Respiration and cirrhosis status were both associated with the prognosis of COVID-19 patients with liver cirrhosis. The WHO ordinal scale evaluated respiration and showed the best performance in predicting the mortality of cirrhotic patients with COVID-19. MELD and MELD-Na scores, which were used to assess the cirrhotic status, were also beneficial tools for the prediction of mortality of these patients. Coagulation function, intubation, and dexamethasone administration were the most significant prognostic factors. Evaluating the prognosis of COVID-19 patients with cirrhosis by using WHO ordinal scale and MELD score simultaneously may have the most comprehensive result.

Abbreviations

EHR

Electronic health records

SARS-CoV-2

Severe acute respiratory syndrome coronavirus-2

COVID-19

coronavirus 2019

WHO

World Health Organization

MELD

Model for End-Stage Liver Disease

CGRD

Chang Gung Research Database

ED

Emergency department

LOS

Length of stay

ICU

Intensive care unit

DNR

Do not resuscitate

SBP

Systolic blood pressure

WBC

White blood cell

CRP

C-reactive protein

INR

International normalized ratio

TIPS

Transjugular intrahepatic portosystemic shunt

Author contributions

SYC and HYL conceived and designed the study.
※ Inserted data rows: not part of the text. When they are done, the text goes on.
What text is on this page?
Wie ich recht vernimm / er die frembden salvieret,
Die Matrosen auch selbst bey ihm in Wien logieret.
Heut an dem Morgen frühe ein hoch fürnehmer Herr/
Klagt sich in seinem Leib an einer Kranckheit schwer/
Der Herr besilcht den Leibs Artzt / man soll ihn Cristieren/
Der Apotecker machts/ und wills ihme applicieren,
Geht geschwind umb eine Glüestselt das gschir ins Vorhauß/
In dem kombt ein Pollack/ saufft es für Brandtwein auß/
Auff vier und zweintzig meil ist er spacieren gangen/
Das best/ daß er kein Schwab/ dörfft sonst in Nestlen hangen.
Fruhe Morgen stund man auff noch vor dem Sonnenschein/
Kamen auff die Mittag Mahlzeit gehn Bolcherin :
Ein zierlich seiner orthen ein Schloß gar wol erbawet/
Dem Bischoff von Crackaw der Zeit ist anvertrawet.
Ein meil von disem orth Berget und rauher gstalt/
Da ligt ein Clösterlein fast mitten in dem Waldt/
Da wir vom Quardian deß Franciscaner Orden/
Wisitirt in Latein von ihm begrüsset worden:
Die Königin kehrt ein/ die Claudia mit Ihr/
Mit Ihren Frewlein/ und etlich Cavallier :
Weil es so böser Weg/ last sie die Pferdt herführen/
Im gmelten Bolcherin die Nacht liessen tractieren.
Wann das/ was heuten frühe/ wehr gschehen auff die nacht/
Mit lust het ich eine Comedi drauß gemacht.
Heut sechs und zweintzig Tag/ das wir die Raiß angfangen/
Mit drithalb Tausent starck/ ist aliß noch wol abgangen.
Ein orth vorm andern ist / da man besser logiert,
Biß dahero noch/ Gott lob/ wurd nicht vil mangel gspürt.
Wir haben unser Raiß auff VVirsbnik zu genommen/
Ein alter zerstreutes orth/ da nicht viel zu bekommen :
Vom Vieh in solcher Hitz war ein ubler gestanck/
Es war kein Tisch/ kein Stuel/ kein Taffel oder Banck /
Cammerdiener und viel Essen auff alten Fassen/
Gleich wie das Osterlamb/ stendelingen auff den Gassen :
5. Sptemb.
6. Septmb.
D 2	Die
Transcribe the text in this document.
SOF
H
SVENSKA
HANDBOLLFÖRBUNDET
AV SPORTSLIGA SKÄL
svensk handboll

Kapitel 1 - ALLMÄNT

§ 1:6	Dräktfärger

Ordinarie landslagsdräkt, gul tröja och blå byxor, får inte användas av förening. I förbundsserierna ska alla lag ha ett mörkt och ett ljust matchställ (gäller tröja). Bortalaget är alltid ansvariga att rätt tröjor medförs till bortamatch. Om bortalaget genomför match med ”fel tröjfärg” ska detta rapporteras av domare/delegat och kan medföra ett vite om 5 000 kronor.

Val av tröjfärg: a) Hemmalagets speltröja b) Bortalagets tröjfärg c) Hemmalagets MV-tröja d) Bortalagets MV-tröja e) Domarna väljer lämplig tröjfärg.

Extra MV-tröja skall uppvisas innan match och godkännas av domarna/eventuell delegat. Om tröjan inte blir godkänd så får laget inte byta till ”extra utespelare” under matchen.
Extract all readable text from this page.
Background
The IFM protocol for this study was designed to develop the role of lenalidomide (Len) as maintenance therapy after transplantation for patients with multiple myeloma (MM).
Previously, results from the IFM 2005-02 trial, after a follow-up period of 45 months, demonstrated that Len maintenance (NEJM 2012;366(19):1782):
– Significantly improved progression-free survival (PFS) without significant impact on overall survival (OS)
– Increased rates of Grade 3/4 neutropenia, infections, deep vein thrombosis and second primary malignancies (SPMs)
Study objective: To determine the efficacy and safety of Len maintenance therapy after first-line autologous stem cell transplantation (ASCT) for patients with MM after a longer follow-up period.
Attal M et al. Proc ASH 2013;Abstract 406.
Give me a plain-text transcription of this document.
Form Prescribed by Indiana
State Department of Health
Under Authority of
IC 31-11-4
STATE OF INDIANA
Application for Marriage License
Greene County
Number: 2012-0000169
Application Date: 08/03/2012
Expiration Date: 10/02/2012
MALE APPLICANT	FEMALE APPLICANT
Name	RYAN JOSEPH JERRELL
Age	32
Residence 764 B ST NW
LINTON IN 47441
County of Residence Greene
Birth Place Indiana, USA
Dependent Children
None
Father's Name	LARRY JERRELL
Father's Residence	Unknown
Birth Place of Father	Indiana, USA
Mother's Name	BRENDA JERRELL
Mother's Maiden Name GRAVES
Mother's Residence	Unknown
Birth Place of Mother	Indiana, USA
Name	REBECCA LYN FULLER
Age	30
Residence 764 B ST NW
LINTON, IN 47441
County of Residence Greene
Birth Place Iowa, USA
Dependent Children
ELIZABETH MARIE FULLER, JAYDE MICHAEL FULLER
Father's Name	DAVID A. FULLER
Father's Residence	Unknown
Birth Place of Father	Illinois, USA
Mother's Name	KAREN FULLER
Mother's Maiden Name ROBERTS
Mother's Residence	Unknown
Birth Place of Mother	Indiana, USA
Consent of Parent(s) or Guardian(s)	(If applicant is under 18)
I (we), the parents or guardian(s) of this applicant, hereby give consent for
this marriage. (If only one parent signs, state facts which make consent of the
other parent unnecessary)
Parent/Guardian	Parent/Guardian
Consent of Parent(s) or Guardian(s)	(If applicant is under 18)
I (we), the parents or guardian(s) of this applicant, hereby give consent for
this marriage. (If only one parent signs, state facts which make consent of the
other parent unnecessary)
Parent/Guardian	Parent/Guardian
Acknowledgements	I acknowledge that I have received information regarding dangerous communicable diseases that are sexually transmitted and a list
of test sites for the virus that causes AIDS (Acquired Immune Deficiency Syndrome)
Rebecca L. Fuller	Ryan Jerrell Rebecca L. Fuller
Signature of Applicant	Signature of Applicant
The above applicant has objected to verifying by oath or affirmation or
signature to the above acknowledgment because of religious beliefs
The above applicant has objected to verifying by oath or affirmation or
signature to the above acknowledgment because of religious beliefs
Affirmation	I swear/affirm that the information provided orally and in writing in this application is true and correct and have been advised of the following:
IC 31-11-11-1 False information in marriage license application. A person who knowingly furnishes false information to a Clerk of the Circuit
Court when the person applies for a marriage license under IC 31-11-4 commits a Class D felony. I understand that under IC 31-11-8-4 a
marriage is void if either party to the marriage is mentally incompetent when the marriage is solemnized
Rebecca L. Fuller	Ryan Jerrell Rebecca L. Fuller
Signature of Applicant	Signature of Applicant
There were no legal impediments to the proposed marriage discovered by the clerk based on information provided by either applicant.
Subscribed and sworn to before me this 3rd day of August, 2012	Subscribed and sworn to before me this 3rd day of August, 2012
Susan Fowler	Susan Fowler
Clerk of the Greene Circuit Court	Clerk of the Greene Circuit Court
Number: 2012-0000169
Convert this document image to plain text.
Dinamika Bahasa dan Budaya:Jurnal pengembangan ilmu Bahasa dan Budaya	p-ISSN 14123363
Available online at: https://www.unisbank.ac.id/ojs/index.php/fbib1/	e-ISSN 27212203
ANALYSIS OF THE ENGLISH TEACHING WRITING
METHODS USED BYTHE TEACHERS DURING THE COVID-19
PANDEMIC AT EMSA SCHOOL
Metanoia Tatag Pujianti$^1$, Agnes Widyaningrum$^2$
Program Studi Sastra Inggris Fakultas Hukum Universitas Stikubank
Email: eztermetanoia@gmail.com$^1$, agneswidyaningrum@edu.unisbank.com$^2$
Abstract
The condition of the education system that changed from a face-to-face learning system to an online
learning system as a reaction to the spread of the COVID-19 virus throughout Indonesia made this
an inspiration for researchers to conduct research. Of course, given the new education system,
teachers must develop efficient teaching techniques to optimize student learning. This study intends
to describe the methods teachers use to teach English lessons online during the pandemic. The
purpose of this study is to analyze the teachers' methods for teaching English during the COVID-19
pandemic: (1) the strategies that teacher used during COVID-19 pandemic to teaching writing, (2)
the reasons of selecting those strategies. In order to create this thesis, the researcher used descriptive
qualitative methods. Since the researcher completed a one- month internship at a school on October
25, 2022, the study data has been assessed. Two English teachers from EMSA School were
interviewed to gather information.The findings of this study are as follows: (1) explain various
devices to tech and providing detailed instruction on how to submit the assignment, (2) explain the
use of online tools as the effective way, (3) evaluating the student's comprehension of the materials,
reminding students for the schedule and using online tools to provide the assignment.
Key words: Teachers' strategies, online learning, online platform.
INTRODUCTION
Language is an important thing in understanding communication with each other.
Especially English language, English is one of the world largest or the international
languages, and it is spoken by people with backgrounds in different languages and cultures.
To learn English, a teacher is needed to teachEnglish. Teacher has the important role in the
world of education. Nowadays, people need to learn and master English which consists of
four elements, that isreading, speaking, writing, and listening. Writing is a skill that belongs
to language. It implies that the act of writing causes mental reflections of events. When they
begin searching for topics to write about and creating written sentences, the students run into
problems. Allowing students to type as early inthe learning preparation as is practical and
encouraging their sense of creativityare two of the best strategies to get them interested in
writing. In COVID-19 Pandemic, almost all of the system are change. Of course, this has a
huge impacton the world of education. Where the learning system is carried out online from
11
CJN conducted data acquisition, analysis, and interpretation. HYL and YBH provided statistical expertise. SYC drafted the manuscript. CJN and HYL undertook the project administration and supervision. HYL revised the manuscript for intellectual content. All the authors have read and approved the final version of the manuscript.

Funding

This study received no funding.

Data availability

The data that support the findings of this study are available from Linkou Chang Gung Memorial Hospital, but restrictions may apply to the availability of these data, which were approved by individual hospital IRB for the current study, and such they are not publicly available. However, processed datasets can be requested and made available from the authors with the permission of Linkou Chang Gung Memorial Hospital.

Declarations

Human ethics approval

The study was approved by the institutional review board of the Chang-Gung Memorial hospital, Taiwan (IRB no. 202301643B0). This is a retrospective study conducted from de-identified database and informed consent of participation is waived by the Institutional Review Board of CGMH, Taiwan.

Consent to participate

This is a retrospective study conducted from de-identified database and informed consent of participation is waived by the Institutional Review Board of CGMH, Taiwan (IRB no. 202301643B0).

Competing interests

The authors declare no competing interests.